Commentaire de C.J.U.E., 26 octobre 2016, Aff. n° C-269/15

Mis en ligne le vendredi 27 janvier 2017


Cour de Justice de l’Union européenne, 26 octobre 2016, Aff. n° C-269/15

TERRA LABORIS

Par arrêt du 26 octobre 2016, la Cour de Justice répond à la question posée par la Cour de cassation dans son arrêt du 18 mai 2015 concernant les retenues effectuées en Belgique sur les pensions complémentaires dues à un bénéficiaire qui ne réside pas sur le territoire belge mais dans un autre Etat membre, dont la législation nationale lui est applicable.

Rétroactes

Un citoyen de nationalité hollandaise est occupé pour un employeur belge jusqu’à la fin de l’année 2004. Il travaille ultérieurement à l’étranger et s’établit en 2007 en Irlande avec son épouse. Il atteint à ce moment l’âge de 60 ans et bénéficie de deux montants très importants, versés au titre de capital-pension. Il s’agit d’un total de près de 1.200.000€. Des retenues sont opérées sur celui-ci, étant d’une part 3,55% au bénéfice de l’I.N.A.M.I. et 2% pour l’Office national des pensions.
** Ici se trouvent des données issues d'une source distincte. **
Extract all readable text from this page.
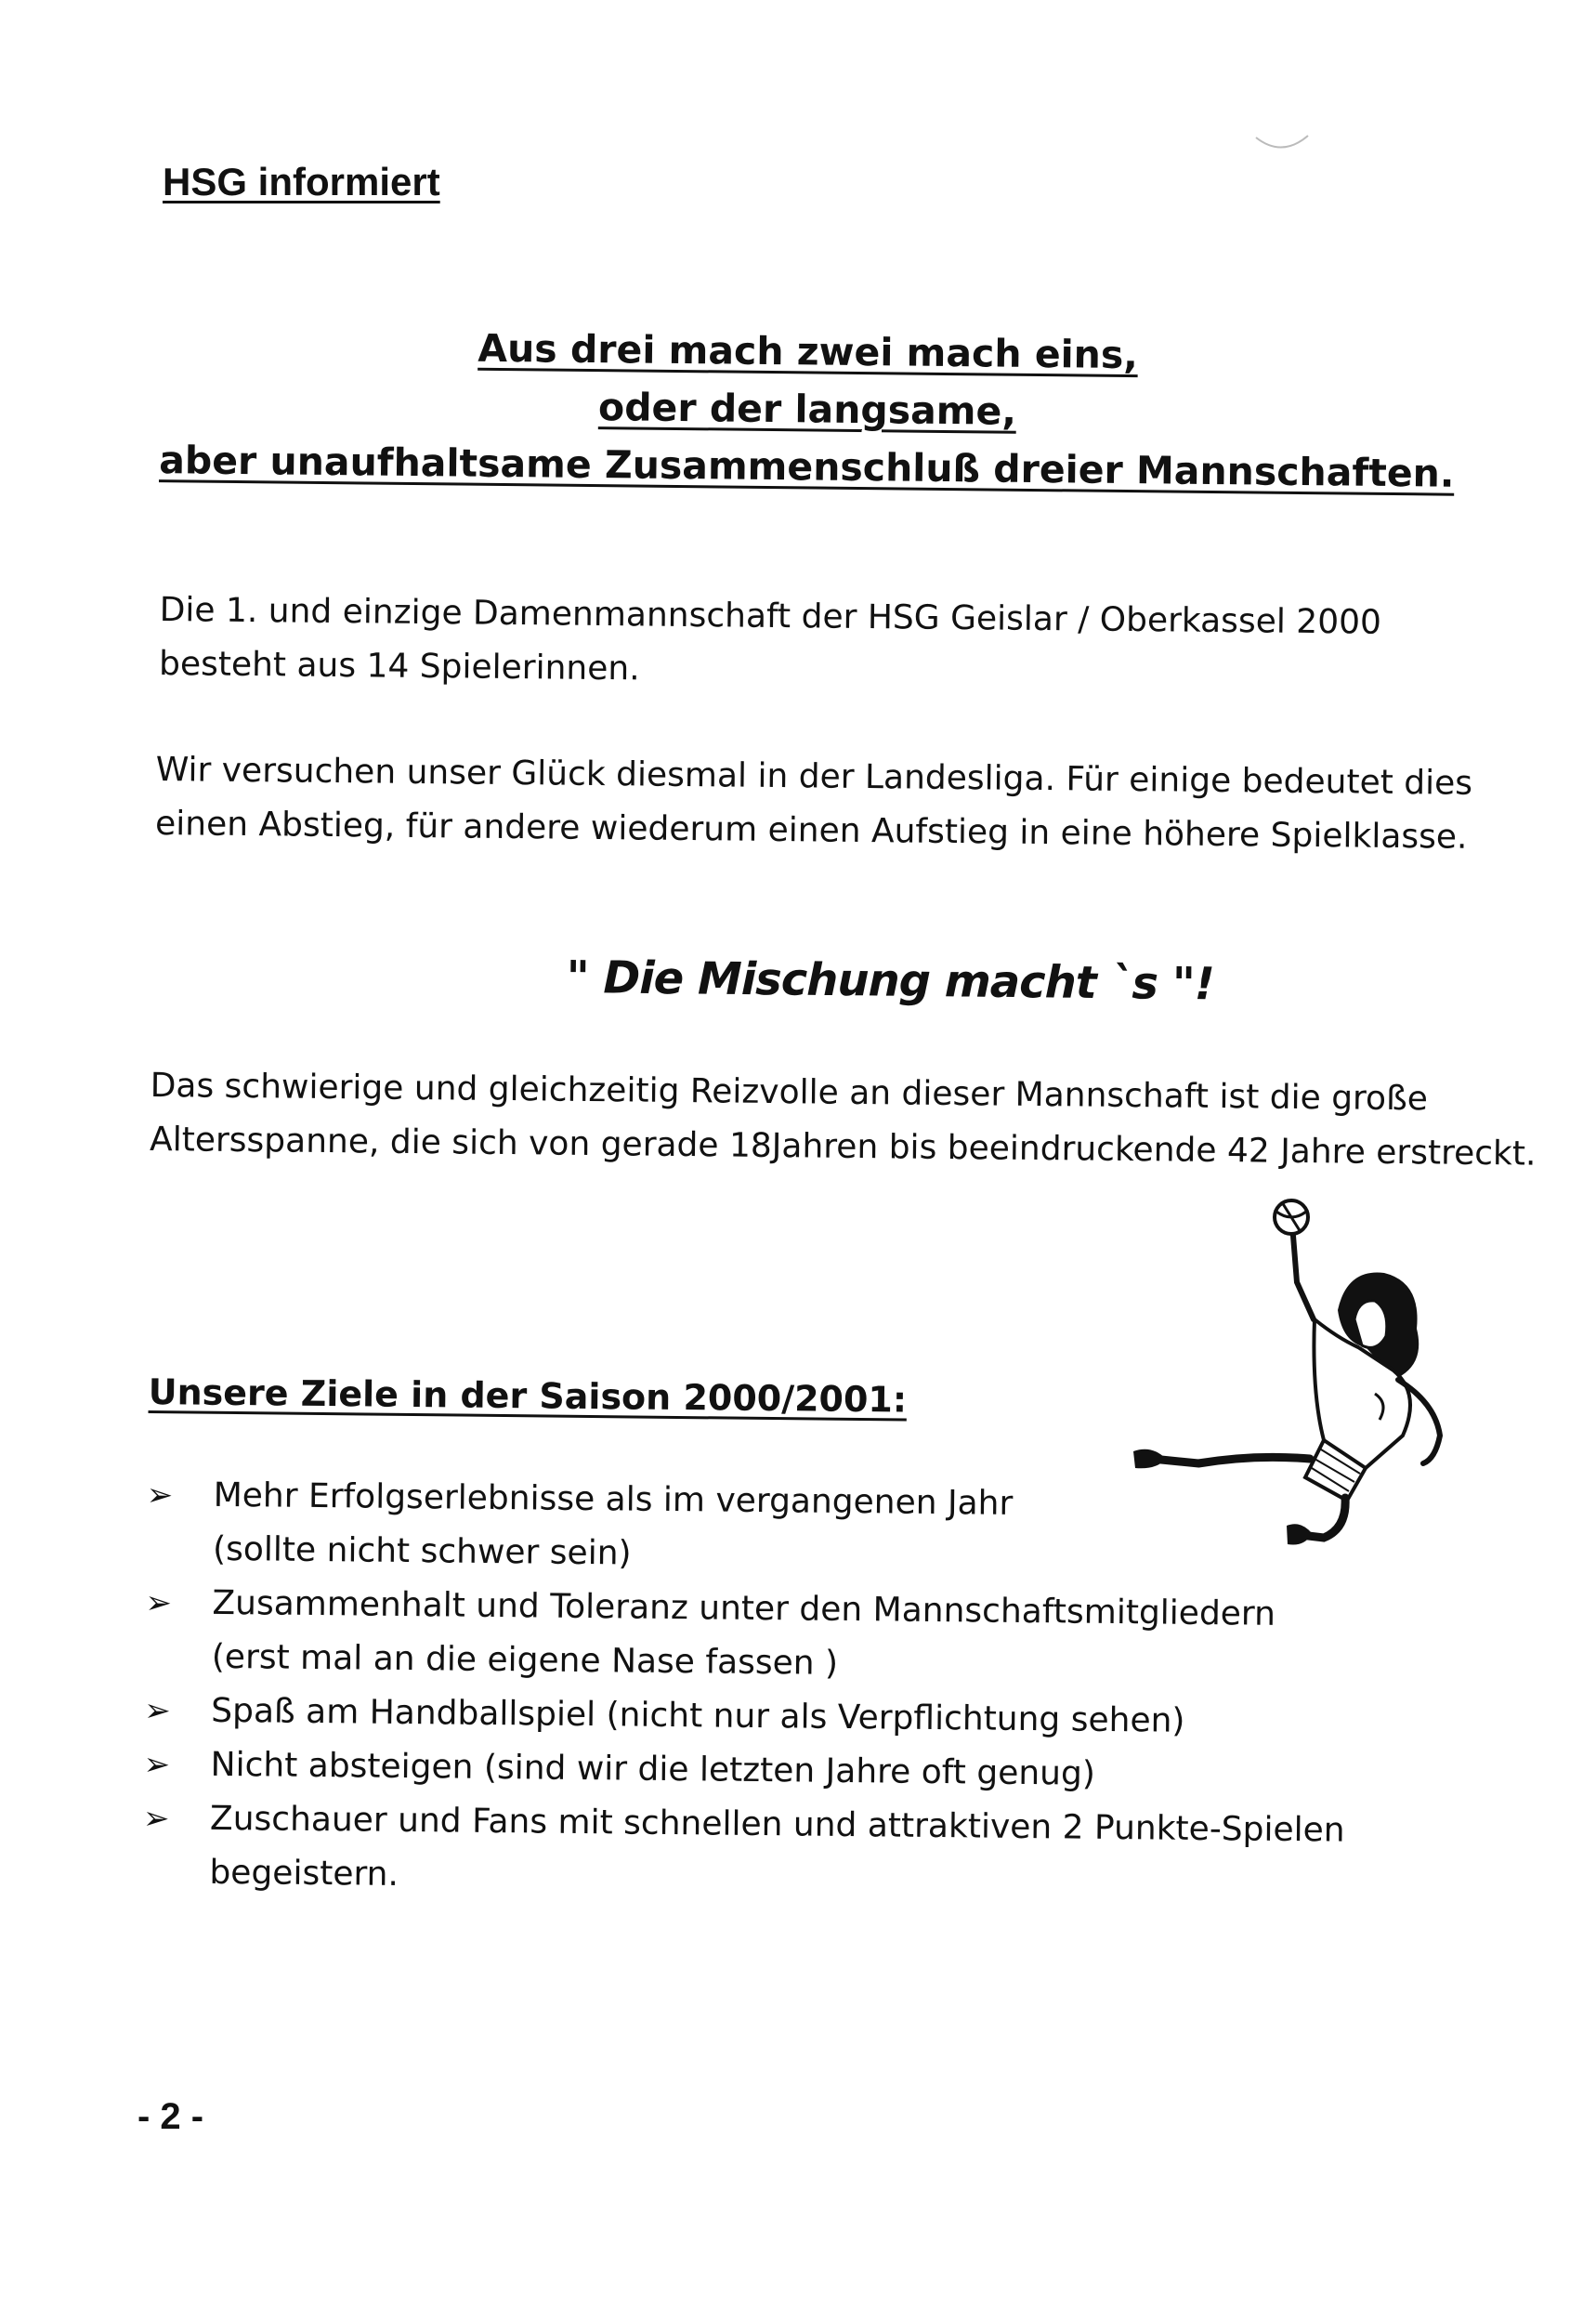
HSG informiert
Aus drei mach zwei mach eins,
oder der langsame,
aber unaufhaltsame Zusammenschluß dreier Mannschaften.
Die 1. und einzige Damenmannschaft der HSG Geislar / Oberkassel 2000 besteht aus 14 Spielerinnen.
Wir versuchen unser Glück diesmal in der Landesliga. Für einige bedeutet dies einen Abstieg, für andere wiederum einen Aufstieg in eine höhere Spielklasse.
" Die Mischung macht `s "!
Das schwierige und gleichzeitig Reizvolle an dieser Mannschaft ist die große Altersspanne, die sich von gerade 18Jahren bis beeindruckende 42 Jahre erstreckt.
Unsere Ziele in der Saison 2000/2001:
➢ Mehr Erfolgserlebnisse als im vergangenen Jahr
(sollte nicht schwer sein)
➢ Zusammenhalt und Toleranz unter den Mannschaftsmitgliedern
(erst mal an die eigene Nase fassen )
➢ Spaß am Handballspiel (nicht nur als Verpflichtung sehen)
➢ Nicht absteigen (sind wir die letzten Jahre oft genug)
➢ Zuschauer und Fans mit schnellen und attraktiven 2 Punkte-Spielen
begeistern.
- 2 -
La première retenue est faite en application de l’article 191, § 1er, 7°, de l’arrêté royal du 14 juillet 1994 portant coordination de la loi relative à l’assurance obligatoire soins de santé et indemnités et la seconde sur la base de l’article 68 de la loi du 30 mars 1994 portant des dispositions sociales. L’intéressé conteste ces retenues et introduit un recours devant le tribunal du travail.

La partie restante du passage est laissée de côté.